What is the worst scenario for you on a tour (not including un-safe events)?

May 2006. After an active start to the season, a strong upper low dropped over the US from the Pacific northwest into the central Rockies and adjacent plains. It produced a very strong tornado near Dallas, Texas and unfortunately a polar air mass intrusion all the way into the gulf of Mexico. This stayed in place till mid June and basically shut down the weather. During down periods, we often go to state and national parks, visit NWS offices, do lectures and even visit historic tornado sights. I’ve never seen such a bad weather pattern since then.

Is there still anything you haven’t seen, but want to see, in terms of a storm event? 

Not really. There’s not much that I haven’t experienced, but would love to see some events happen again, like a stationary tornadic supercell out in the open that drops dozens of tornadoes, or hail the size of soccer balls again. Or just a stunningly gorgeous storm by itself where you can sit for hours and enjoy it.

Which is the laziest month for you in the year? What do you usually work with (or do) during that month?

Probably November and February (tied). We also run monsoon storm lightning photo workshops in late summer and slot canyon hiking tours, but November is basically the first month of no tours of any kind. We use that month for photo/video processing and marketing, as well as preparing for the next year’s tours. Sometimes we take our 5th wheel and Ford F350 and head out with the dogs to enjoy some R&R. We also do that in late winter. It’s a fun time to get out with nature and enjoy some peace and quiet.

What was the reason you and Tim Samaras started ChaserCon – the annual storm chasing convention?

Chasercon, the National Storm Chaser Convention was started by the late Tim Samaras and I as a way to get folks together during the winter down periods. Storm Deprivation Syndrome is real. And by the dead in winter it has set in HARD. So, we developed it to get chasers, spotters, forecaster together and talk about storms, share videos, have some good food and drink! It’s been a great 22 years of the convention and 2020 is the final one forever. Time to retire it and move on to other things.

Do you keep track of the weather every day, even off-season – or do you let it go when you are not actively chasing?

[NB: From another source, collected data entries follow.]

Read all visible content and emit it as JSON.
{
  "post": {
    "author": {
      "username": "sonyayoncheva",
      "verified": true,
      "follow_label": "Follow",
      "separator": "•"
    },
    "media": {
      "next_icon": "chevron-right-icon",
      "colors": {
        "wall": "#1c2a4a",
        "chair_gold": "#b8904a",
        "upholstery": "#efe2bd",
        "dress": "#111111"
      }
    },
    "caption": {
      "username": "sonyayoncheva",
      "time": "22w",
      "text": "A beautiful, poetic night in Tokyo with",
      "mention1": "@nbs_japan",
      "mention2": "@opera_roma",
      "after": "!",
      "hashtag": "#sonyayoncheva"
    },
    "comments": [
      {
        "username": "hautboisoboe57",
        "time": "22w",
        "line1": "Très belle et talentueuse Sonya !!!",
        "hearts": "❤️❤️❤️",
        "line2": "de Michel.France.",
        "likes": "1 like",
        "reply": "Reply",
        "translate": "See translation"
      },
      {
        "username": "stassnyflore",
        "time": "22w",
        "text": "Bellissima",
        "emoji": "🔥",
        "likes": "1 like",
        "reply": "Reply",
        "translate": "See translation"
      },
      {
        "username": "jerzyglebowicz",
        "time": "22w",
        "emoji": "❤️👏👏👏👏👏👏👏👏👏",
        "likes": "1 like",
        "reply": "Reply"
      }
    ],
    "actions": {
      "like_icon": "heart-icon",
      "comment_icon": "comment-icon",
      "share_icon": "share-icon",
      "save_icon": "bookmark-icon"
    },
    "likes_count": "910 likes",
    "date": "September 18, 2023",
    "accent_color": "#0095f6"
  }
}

HAHAHA, yes I do. It drives Caryn nuts sometimes. Other than thunderstorms, I love a good high plains blizzard where we get 1-3 feet of snow and winds 80-100 mph blowing things around and shutting things down. She gets tired of my day to day forecasts so I have to tempter it a bit and not get carried away.

Which part of the country is your favorite place to go off-season?

I’m a southwestern US nut. I love to red rock country, slot canyons, canyonlands and cactus. And Caryn does too. So we spend a lot of time there when not chasing.

Living in Denver, how often do you get to go on random chases in the area searching for Denver convergence zone magic?

Very often! We bought our property right on the DCVZ. We’ve had huge hail, several tornadoes and intense lightning at the house more times than I can count! Caryn shows quarter horses, so we bought a place with some acreage and built a couple barns for her and also on that magical spot where we get some crazy storms. All is good at the ranch!